Forts de cette expérience, nous avons décidé, en 2019, de monter l’Ibees pour élargir cette démarche à tous les partenaires de l'Alliance Sorbonne. Cette initiative compte aujourd’hui un millier de scientifiques répartis dans une vingtaine d’unités relevant des sciences de l’évolution, de l’écologie, des sciences de la terre et des relations hommes-milieux.
Quels sont ses objectifs et ses moyens ?
A. H. : L'Initiative vise à stimuler et renforcer la structuration des activités de recherche fondamentale et de formation de la communauté scientifique qui, dans l’Alliance, travaille à la compréhension des dynamiques de la biodiversité.
Pour cela, elle accompagne les chercheuses et les chercheurs à travers la mise en place de contrats doctoraux et postdoctoraux. Tous les ans, un appel à projets est ouvert aux trois facultés de Sorbonne Université et à tous les partenaires de l’Alliance. Le comité de sélection, lui-même pluridisciplinaire, favorise les sujets à l’interface entre sciences naturelles et sciences humaines et sociales. Au total huit thèses de quatre ans et deux contrats postdoctoraux de deux ans seront financés d’ici 2024 pour stimuler cette diversité d’approches.
Ces financements permettent d’obtenir les données préliminaires souvent nécessaires pour répondre à des appels à projets nationaux ou internationaux ambitieux comme ceux de l’Agence nationale pour la recherche ou du Conseil européen de la recherche.
L’Initiative a également pour mission d’animer la communauté scientifique à travers l’organisation de séminaires et de journées annuelles.
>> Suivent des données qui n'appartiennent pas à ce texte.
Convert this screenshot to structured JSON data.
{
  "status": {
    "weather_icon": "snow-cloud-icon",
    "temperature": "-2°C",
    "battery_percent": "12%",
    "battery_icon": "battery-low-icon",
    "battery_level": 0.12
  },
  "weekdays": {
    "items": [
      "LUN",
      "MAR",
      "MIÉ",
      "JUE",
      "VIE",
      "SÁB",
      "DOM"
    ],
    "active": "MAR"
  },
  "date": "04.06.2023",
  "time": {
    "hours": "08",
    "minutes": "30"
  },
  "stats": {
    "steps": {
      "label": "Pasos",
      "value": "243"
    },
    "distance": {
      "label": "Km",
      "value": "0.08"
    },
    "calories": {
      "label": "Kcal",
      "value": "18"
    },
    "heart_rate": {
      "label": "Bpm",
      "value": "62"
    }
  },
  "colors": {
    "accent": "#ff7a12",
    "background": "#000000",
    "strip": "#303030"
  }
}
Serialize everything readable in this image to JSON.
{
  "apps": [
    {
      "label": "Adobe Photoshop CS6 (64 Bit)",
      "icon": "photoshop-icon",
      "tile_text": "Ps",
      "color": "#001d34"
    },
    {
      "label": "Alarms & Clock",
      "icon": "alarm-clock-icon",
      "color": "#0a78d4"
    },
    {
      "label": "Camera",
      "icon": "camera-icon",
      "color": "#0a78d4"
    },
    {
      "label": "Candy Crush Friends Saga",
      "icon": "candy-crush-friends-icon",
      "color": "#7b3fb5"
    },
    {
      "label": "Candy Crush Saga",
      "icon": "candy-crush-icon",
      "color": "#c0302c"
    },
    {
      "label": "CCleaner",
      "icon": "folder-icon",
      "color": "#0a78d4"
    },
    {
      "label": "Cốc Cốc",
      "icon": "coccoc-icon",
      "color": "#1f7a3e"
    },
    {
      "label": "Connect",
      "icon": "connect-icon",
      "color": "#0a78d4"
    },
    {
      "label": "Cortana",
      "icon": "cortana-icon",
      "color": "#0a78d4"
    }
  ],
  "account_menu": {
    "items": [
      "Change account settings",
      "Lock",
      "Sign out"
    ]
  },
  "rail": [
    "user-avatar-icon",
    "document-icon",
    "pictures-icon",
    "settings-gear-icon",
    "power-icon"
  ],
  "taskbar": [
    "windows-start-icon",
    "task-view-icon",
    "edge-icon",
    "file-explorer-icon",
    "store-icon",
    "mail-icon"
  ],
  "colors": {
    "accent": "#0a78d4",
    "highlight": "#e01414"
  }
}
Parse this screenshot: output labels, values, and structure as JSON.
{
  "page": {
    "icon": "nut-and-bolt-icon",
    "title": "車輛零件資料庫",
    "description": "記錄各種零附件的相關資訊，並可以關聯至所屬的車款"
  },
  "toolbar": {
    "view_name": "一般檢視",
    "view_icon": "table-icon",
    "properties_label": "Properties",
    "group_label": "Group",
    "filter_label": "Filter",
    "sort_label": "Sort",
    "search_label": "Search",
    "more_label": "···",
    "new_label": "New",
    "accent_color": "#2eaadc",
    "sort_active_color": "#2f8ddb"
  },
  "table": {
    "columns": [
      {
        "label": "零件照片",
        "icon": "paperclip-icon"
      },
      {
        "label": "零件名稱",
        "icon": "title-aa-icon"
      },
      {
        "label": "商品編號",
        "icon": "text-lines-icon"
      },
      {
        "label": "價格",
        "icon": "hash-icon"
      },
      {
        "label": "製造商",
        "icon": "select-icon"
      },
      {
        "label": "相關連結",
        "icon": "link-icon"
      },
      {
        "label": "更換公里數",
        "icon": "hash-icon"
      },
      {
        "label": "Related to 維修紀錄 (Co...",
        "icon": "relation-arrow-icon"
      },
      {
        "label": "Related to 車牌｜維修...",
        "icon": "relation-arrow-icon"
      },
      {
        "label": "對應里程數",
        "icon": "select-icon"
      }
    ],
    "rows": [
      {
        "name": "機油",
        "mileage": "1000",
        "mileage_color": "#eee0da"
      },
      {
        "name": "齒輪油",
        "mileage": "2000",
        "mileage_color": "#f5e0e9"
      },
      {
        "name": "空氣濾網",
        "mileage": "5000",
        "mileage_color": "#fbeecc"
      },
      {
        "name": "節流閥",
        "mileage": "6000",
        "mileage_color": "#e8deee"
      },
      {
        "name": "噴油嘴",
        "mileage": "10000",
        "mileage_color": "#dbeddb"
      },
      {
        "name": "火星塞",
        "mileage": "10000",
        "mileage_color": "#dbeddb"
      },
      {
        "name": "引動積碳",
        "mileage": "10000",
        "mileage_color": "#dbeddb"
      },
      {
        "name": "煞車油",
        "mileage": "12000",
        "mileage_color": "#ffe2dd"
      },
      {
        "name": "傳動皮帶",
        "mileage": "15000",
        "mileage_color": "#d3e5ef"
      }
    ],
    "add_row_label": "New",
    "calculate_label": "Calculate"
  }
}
Lors de ces évènements ouverts à un large public, l’objectif est de présenter toute la diversité des projets et faire se rencontrer chimistes, écologues, spécialistes de l’évolution, anthropologues, géologues, etc.
Quels sont ses enjeux en termes de recherche ?
A. H. : L’érosion de la biodiversité qui s’accélère depuis plusieurs décennies partout dans le monde, sur terre comme dans les océans, est une menace majeure pour les populations humaines, leur bien-être et leur avenir.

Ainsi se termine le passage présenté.